15. The realist interpretation invokes Russell’s (1903: Ch. 19) distinction between “absolute” and “relative” theories of magnitude and advocates the absolute conception, as did Russell himself.
16. See also van Fraassen (1980: 58–59).
17. This notion of “model” is developed by Morrison (1999), Morrison and Morgan (1999) and Cartwright (1999), among others.
18. Frigerio et al. (2010) employ a slightly different terminology and divide the second sub-condition into two: (ii) objectivity, i.e., the mutual consistency of measurement outcomes across different environments; and (iii) intersubjectivity, i.e., the mutual consistency of measurement outcomes across different measuring instruments and metrological models. They call setups that satisfy objectivity but not intersubjectivity “pre-measurement” setups (2010: 136). See also Mari (2000).

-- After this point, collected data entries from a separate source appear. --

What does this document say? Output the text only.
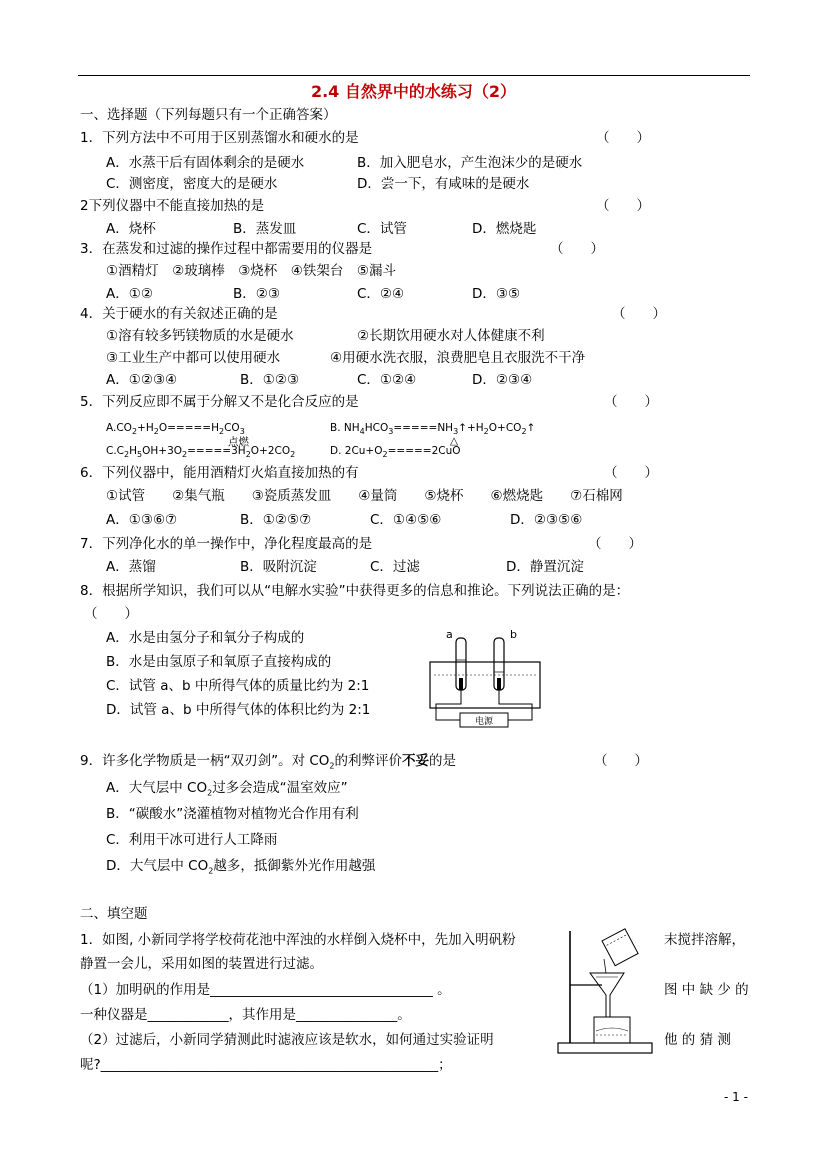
2.4 自然界中的水练习（2）
一、选择题（下列每题只有一个正确答案）
1．下列方法中不可用于区别蒸馏水和硬水的是	（　　）
A．水蒸干后有固体剩余的是硬水	B．加入肥皂水，产生泡沫少的是硬水
C．测密度，密度大的是硬水	D．尝一下，有咸味的是硬水
2下列仪器中不能直接加热的是	（　　）
A．烧杯	B．蒸发皿	C．试管	D．燃烧匙
3．在蒸发和过滤的操作过程中都需要用的仪器是	（　　）
①酒精灯　②玻璃棒　③烧杯　④铁架台　⑤漏斗
A．①②	B．②③	C．②④	D．③⑤
4．关于硬水的有关叙述正确的是	（　　）
①溶有较多钙镁物质的水是硬水	②长期饮用硬水对人体健康不利
③工业生产中都可以使用硬水	④用硬水洗衣服，浪费肥皂且衣服洗不干净
A．①②③④	B．①②③	C．①②④	D．②③④
5．下列反应即不属于分解又不是化合反应的是	（　　）
$A.CO_2+H_2O=====H_2CO_3$	B. $NH_4HCO_3=====NH_3↑+H_2O+CO_2↑$
$C.C_2H_5OH+3O_2=====3H_2O+2CO_2$
点燃
D. $2Cu+O_2=====2CuO$
△
6．下列仪器中，能用酒精灯火焰直接加热的有	（　　）
①试管　　②集气瓶　　③瓷质蒸发皿　　④量筒　　⑤烧杯　　⑥燃烧匙　　⑦石棉网
A．①③⑥⑦	B．①②⑤⑦	C．①④⑤⑥	D．②③⑤⑥
7．下列净化水的单一操作中，净化程度最高的是	（　　）
A．蒸馏	B．吸附沉淀	C．过滤	D．静置沉淀
8．根据所学知识，我们可以从“电解水实验”中获得更多的信息和推论。下列说法正确的是：
（　　）
A．水是由氢分子和氧分子构成的
B．水是由氢原子和氧原子直接构成的
C．试管 a、b 中所得气体的质量比约为 2:1
D．试管 a、b 中所得气体的体积比约为 2:1
a	b
电源
9．许多化学物质是一柄“双刃剑”。对 $CO_2$的利弊评价不妥的是	（　　）
A．大气层中 $CO_2$过多会造成“温室效应”
B．“碳酸水”浇灌植物对植物光合作用有利
C．利用干冰可进行人工降雨
D．大气层中 $CO_2$越多，抵御紫外光作用越强
二、填空题
1．如图, 小新同学将学校荷花池中浑浊的水样倒入烧杯中，先加入明矾粉	末搅拌溶解，
静置一会儿，采用如图的装置进行过滤。
（1）加明矾的作用是_________________________________ 。	图 中 缺 少 的
一种仪器是____________，其作用是_______________。
（2）过滤后，小新同学猜测此时滤液应该是软水，如何通过实验证明	他 的 猜 测
呢?__________________________________________________；
- 1 -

19. Models are also used to analyze data in economics experiments, and to test the robustness of experimental results across different circumstances and social contexts. Francesco Guala (2008) argues that certain experimental designs, such as the Ultimatum Game, function like standardized measuring instruments in that they allow experimenters to discover inter-cultural variations among subjects’ behaviors. By detecting discrepancies between the predictions of a self-interested rationality model and actual experimental results, investigators are able to elicit phenomena that suggest differences in norms of fairness across different cultures.

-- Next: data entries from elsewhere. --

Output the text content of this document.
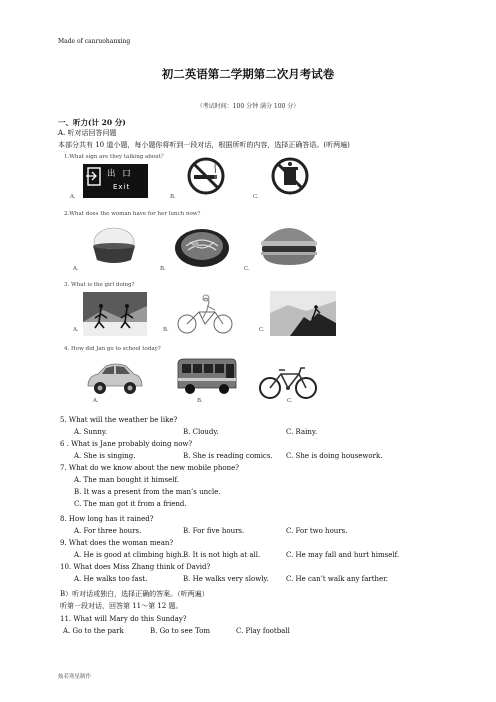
Made of canruohanxing
灿若寒星制作
初二英语第二学期第二次月考试卷
（考试时间：100 分钟 满分 100 分）
一、听力(计 20 分)
A. 听对话回答问题
本部分共有 10 道小题，每小题你将听到一段对话，根据所听的内容，选择正确答语。(听两遍)
1.What sign are they talking about？
A.	B.	C.
出 口
Exit
2.What does the woman have for her lunch now?
A.	B.	C.
3. What is the girl doing?
A.	B.	C.
4. How did Jan go to school today?
A.	B.	C.
5. What will the weather be like?
A. Sunny.	B. Cloudy.	C. Rainy.
6 . What is Jane probably doing now?
A. She is singing.	B. She is reading comics. C. She is doing housework.
7. What do we know about the new mobile phone?
A. The man bought it himself.
B. It was a present from the man’s uncle.
C. The man got it from a friend.
8. How long has it rained?
A. For three hours.	B. For five hours.	C. For two hours.
9. What does the woman mean?
A. He is good at climbing high. B. It is not high at all.	C. He may fall and hurt himself.
10. What does Miss Zhang think of David?
A. He walks too fast.	B. He walks very slowly. C. He can’t walk any farther.
B）听对话或独白，选择正确的答案。（听两遍）
听第一段对话，回答第 11～第 12 题。
11. What will Mary do this Sunday?
A. Go to the park	B. Go to see Tom	C. Play football
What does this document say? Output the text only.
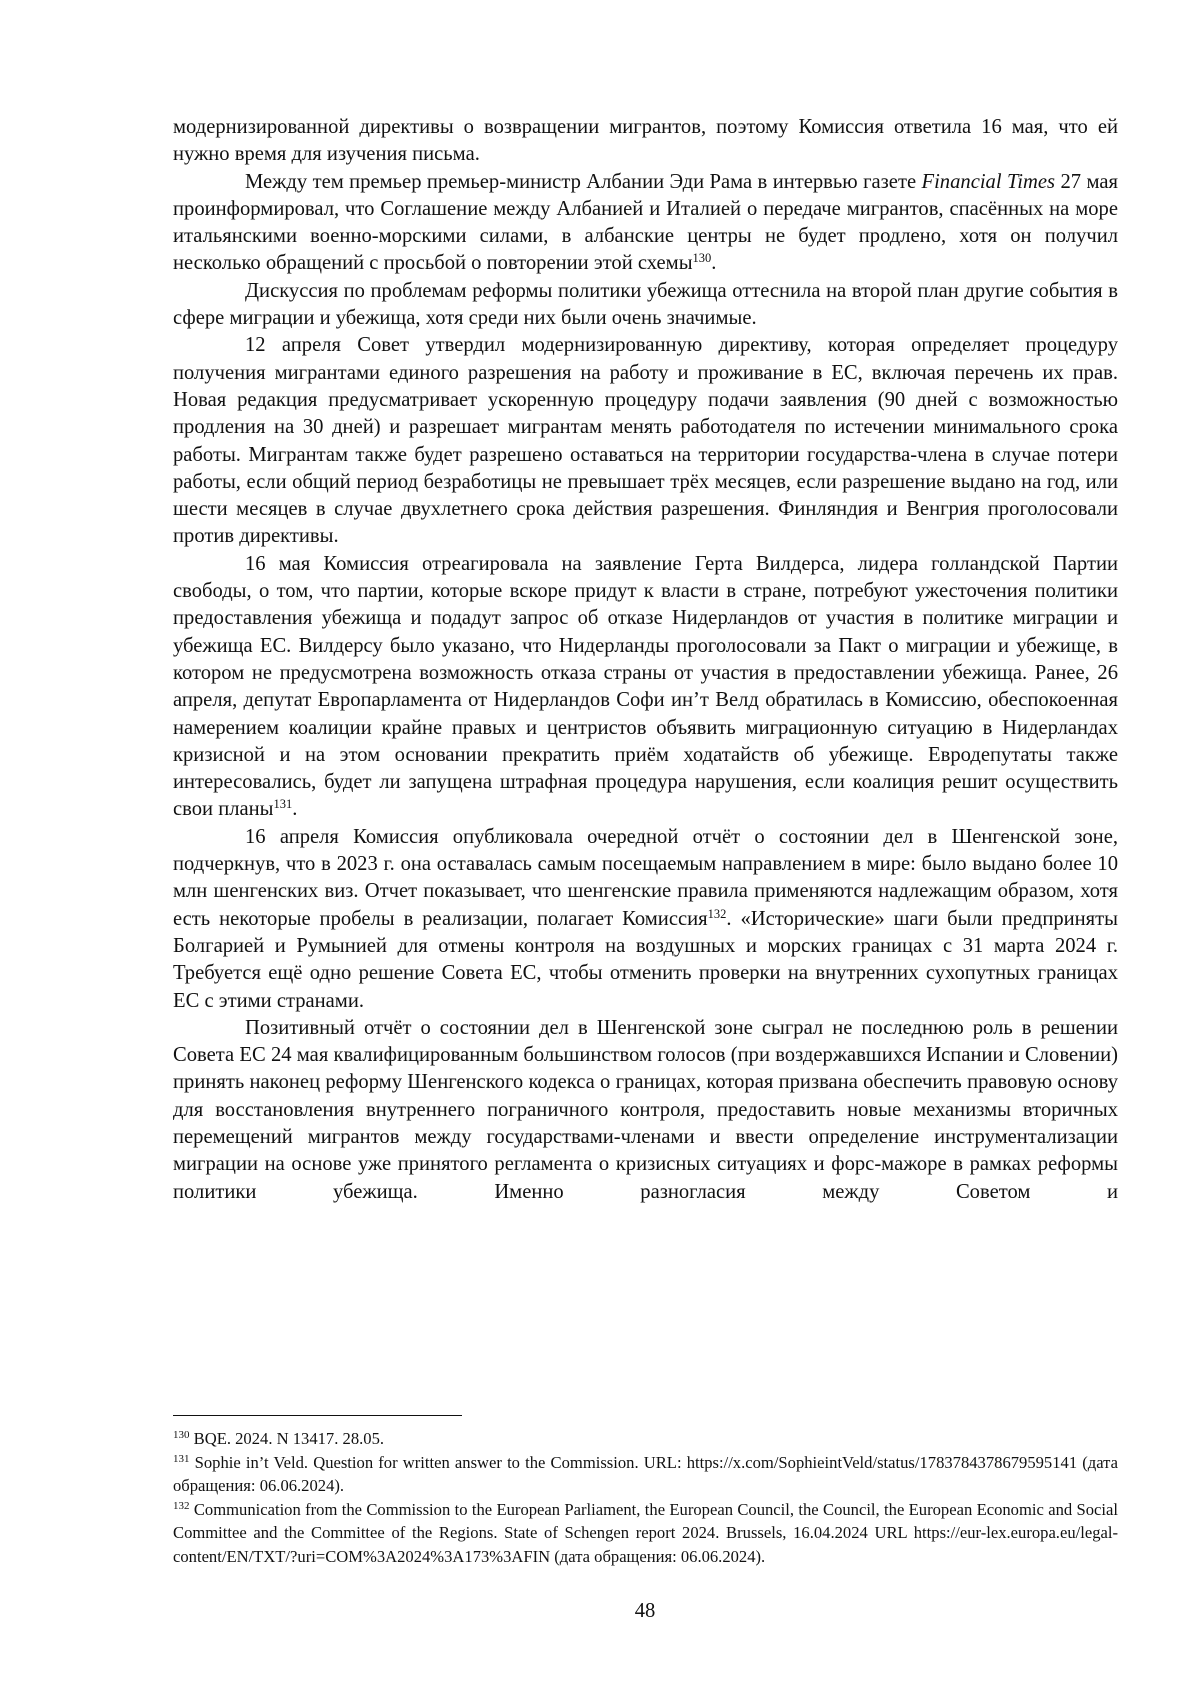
модернизированной директивы о возвращении мигрантов, поэтому Комиссия ответила 16 мая, что ей нужно время для изучения письма.

Между тем премьер премьер-министр Албании Эди Рама в интервью газете Financial Times 27 мая проинформировал, что Соглашение между Албанией и Италией о передаче мигрантов, спасённых на море итальянскими военно-морскими силами, в албанские центры не будет продлено, хотя он получил несколько обращений с просьбой о повторении этой схемы$^{130}$.

Дискуссия по проблемам реформы политики убежища оттеснила на второй план другие события в сфере миграции и убежища, хотя среди них были очень значимые.

12 апреля Совет утвердил модернизированную директиву, которая определяет процедуру получения мигрантами единого разрешения на работу и проживание в ЕС, включая перечень их прав. Новая редакция предусматривает ускоренную процедуру подачи заявления (90 дней с возможностью продления на 30 дней) и разрешает мигрантам менять работодателя по истечении минимального срока работы. Мигрантам также будет разрешено оставаться на территории государства-члена в случае потери работы, если общий период безработицы не превышает трёх месяцев, если разрешение выдано на год, или шести месяцев в случае двухлетнего срока действия разрешения. Финляндия и Венгрия проголосовали против директивы.

16 мая Комиссия отреагировала на заявление Герта Вилдерса, лидера голландской Партии свободы, о том, что партии, которые вскоре придут к власти в стране, потребуют ужесточения политики предоставления убежища и подадут запрос об отказе Нидерландов от участия в политике миграции и убежища ЕС. Вилдерсу было указано, что Нидерланды проголосовали за Пакт о миграции и убежище, в котором не предусмотрена возможность отказа страны от участия в предоставлении убежища. Ранее, 26 апреля, депутат Европарламента от Нидерландов Софи ин’т Велд обратилась в Комиссию, обеспокоенная намерением коалиции крайне правых и центристов объявить миграционную ситуацию в Нидерландах кризисной и на этом основании прекратить приём ходатайств об убежище. Евродепутаты также интересовались, будет ли запущена штрафная процедура нарушения, если коалиция решит осуществить свои планы$^{131}$.

16 апреля Комиссия опубликовала очередной отчёт о состоянии дел в Шенгенской зоне, подчеркнув, что в 2023 г. она оставалась самым посещаемым направлением в мире: было выдано более 10 млн шенгенских виз. Отчет показывает, что шенгенские правила применяются надлежащим образом, хотя есть некоторые пробелы в реализации, полагает Комиссия$^{132}$. «Исторические» шаги были предприняты Болгарией и Румынией для отмены контроля на воздушных и морских границах с 31 марта 2024 г. Требуется ещё одно решение Совета ЕС, чтобы отменить проверки на внутренних сухопутных границах ЕС с этими странами.

Позитивный отчёт о состоянии дел в Шенгенской зоне сыграл не последнюю роль в решении Совета ЕС 24 мая квалифицированным большинством голосов (при воздержавшихся Испании и Словении) принять наконец реформу Шенгенского кодекса о границах, которая призвана обеспечить правовую основу для восстановления внутреннего пограничного контроля, предоставить новые механизмы вторичных перемещений мигрантов между государствами-членами и ввести определение инструментализации миграции на основе уже принятого регламента о кризисных ситуациях и форс-мажоре в рамках реформы политики убежища. Именно разногласия между Советом и

$^{130}$ BQE. 2024. N 13417. 28.05.

$^{131}$ Sophie in’t Veld. Question for written answer to the Commission. URL: https://x.com/SophieintVeld/status/1783784378679595141 (дата обращения: 06.06.2024).

$^{132}$ Communication from the Commission to the European Parliament, the European Council, the Council, the European Economic and Social Committee and the Committee of the Regions. State of Schengen report 2024. Brussels, 16.04.2024 URL https://eur-lex.europa.eu/legal-content/EN/TXT/?uri=COM%3A2024%3A173%3AFIN (дата обращения: 06.06.2024).

48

20. See also McClimans & Browne (2012) and Angner (2013). For additional challenges to measurement in the social sciences see Chang and Cartwright (2008: 372–5).

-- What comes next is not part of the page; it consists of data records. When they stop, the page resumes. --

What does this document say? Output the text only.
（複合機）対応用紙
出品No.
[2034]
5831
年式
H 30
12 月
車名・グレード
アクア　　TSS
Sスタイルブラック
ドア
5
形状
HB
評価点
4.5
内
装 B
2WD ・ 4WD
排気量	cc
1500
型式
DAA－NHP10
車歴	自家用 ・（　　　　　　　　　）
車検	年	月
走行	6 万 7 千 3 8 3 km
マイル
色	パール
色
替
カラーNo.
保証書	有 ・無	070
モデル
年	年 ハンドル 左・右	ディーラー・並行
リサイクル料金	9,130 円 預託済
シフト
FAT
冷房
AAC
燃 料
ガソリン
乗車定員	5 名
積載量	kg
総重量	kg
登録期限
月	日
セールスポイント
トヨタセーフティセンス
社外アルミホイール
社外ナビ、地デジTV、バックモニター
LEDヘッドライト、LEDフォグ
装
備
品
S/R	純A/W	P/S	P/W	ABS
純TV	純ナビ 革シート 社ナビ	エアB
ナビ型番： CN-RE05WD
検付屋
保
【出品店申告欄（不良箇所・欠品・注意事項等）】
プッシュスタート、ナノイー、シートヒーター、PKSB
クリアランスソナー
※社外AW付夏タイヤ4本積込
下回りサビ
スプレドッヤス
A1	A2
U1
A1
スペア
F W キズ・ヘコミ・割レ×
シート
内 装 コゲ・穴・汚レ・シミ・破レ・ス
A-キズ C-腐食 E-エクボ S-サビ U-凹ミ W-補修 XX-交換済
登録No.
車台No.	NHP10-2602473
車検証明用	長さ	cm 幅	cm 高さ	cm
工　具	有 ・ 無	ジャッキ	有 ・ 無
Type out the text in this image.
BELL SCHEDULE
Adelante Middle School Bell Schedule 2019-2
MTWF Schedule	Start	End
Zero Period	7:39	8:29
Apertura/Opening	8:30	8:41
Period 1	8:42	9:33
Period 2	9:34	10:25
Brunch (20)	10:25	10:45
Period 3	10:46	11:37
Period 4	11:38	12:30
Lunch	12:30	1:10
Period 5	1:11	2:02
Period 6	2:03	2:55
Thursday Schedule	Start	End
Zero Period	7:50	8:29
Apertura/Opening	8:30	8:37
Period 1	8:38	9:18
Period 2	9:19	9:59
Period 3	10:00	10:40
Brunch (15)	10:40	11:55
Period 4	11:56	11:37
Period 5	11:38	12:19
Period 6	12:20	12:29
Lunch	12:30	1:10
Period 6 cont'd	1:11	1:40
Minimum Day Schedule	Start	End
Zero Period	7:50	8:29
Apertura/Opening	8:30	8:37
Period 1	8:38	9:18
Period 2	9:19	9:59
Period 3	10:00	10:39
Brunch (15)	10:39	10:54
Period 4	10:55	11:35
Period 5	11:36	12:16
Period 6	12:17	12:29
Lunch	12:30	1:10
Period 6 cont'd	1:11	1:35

21. For the sake of standardization, a quantity concept may be any concept employed in quantitative representation, such as a kind of quantity (e.g., temperature), a relation among quantities (e.g., equality among temperature intervals), a measurement unit, or a measurement scale.
22. Note that standardization by itself does not imply any kind of operationalism or conventionalism. The prescription of a determinate mode of application for a concept is required for its consistent application, regardless of the question whether such prescription determines the meaning of the concept or whether it involves nontrivial choices.
23. Shapere (1982) describes the counting of solar neutrinos as an observation of the center of the sun, because indications from neutrino receptors can be reliably used to infer properties of the sun’s core. This broad construal of the concept of observation is motivated by an analogy between sensory organs and measuring instruments. However, even this broad construal of “observation” assumes a causal connection between the particular objects being observed and the indications being produced, a connection that is not present in the cases Morrison and Parker describe. See Israel-Jost (2011) for a related discussion.